The third Labor speaker at CMPM2014 is Kaila Murmain, NSW Labor's Assistant General Secretary. She begins by outlining the current political environment in NSW, which has been difficult for Labor following the 2011 landslide towards the Liberals; at the next election Labor would need to regain some 27 seats to win. There has been a need to rebuild with the help of strong local candidates.

One focus of this rebuilding is to attract strong small local donors for the Labor campaign. This is difficult given the considerable lack of trust Australians have in politics and politicians, and the lack of attention now being paid to political messaging in the mainstream media. Volunteers are therefore now the party's biggest asset, and the branch structure has become a crucial tool again.

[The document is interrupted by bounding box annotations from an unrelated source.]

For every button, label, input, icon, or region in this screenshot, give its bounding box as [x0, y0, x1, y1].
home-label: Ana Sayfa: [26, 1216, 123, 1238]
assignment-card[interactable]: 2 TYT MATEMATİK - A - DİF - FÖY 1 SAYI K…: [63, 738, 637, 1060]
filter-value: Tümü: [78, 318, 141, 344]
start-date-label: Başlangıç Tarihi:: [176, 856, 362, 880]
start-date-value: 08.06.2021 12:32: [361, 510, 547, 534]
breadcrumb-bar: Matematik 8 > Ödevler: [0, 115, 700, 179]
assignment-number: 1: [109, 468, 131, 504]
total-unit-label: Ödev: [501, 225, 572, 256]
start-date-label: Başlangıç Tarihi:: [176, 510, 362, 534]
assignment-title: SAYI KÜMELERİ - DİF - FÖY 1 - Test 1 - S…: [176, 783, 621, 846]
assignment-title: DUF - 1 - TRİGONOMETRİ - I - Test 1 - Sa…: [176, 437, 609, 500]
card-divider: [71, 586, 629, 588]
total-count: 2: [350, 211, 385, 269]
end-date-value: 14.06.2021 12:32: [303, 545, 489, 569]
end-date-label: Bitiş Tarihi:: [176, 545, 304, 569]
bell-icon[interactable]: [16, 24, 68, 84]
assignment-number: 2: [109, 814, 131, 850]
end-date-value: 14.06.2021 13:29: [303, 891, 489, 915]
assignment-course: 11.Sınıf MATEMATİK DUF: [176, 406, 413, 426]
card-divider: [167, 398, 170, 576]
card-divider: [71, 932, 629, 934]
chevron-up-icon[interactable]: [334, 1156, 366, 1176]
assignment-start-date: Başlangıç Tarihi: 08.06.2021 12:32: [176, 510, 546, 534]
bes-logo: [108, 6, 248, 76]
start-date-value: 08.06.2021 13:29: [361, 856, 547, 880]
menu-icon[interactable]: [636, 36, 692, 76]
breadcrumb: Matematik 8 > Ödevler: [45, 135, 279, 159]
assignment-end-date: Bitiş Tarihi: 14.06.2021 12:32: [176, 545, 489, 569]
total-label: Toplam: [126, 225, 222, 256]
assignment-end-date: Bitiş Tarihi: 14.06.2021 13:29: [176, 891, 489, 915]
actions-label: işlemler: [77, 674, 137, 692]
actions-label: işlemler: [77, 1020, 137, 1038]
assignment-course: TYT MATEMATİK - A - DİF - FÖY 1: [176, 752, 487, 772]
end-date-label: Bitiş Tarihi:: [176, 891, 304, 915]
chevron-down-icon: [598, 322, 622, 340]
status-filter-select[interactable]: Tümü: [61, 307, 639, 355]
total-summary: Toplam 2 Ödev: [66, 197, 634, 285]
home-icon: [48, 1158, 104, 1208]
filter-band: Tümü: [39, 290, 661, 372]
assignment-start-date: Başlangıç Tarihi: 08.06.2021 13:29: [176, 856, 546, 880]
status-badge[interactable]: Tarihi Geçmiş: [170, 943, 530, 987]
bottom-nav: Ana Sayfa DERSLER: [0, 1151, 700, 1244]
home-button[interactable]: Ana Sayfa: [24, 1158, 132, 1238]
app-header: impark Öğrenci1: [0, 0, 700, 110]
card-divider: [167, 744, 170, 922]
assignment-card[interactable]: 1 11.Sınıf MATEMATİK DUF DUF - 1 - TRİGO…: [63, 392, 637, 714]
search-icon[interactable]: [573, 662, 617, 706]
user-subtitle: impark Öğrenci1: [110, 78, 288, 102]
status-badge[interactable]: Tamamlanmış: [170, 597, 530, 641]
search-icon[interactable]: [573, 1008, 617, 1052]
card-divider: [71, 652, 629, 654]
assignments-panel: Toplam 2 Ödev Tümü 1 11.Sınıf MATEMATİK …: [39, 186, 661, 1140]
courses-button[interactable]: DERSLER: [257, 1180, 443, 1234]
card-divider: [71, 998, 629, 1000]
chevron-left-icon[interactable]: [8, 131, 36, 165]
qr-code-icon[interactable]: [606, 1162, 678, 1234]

Well-performing Labor candidates in the last NSW election did a great deal of doorknocking and other local campaigning; this balanced out some of the negative perceptions about the Labor party overall. Experiments with more direct member involvement in preselections and leadership choices are also designed to change how Labor is perceived.

Campaigns in NSW Labor are run through the Sussex St head office, from where volunteers are working in an organising centre to run the phones and engage in other forms of outreach. In fact, in recent months, Kaila says, hundreds of non-Labor members have come to Sussex St to volunteer their services. And Labor branding is also being recovered and unified to generate a new sense of unity.

The party dipped below 11,000 registered members in 2011, and the new mechanism for directly electing the federal Labor leader helped reverse that trend; community preselection processes in local electorates also helped. Letters and leaflets were especially useful in informing Labor voters about this new opportunity. And this may also help in finding more appeals candidates, with whom voters connect.

Kaila also notes the increased trend towards voting ahead of the actual Election Day. All parties are now engaging with this trend, which must force a change in campaigning: what's the point of last-minute advertising and late campaign launches if so many votes have already been cast? Similarly, as online voting mechanisms become available, how are parties able to connect with these voters if they are no longer physically present at a booth?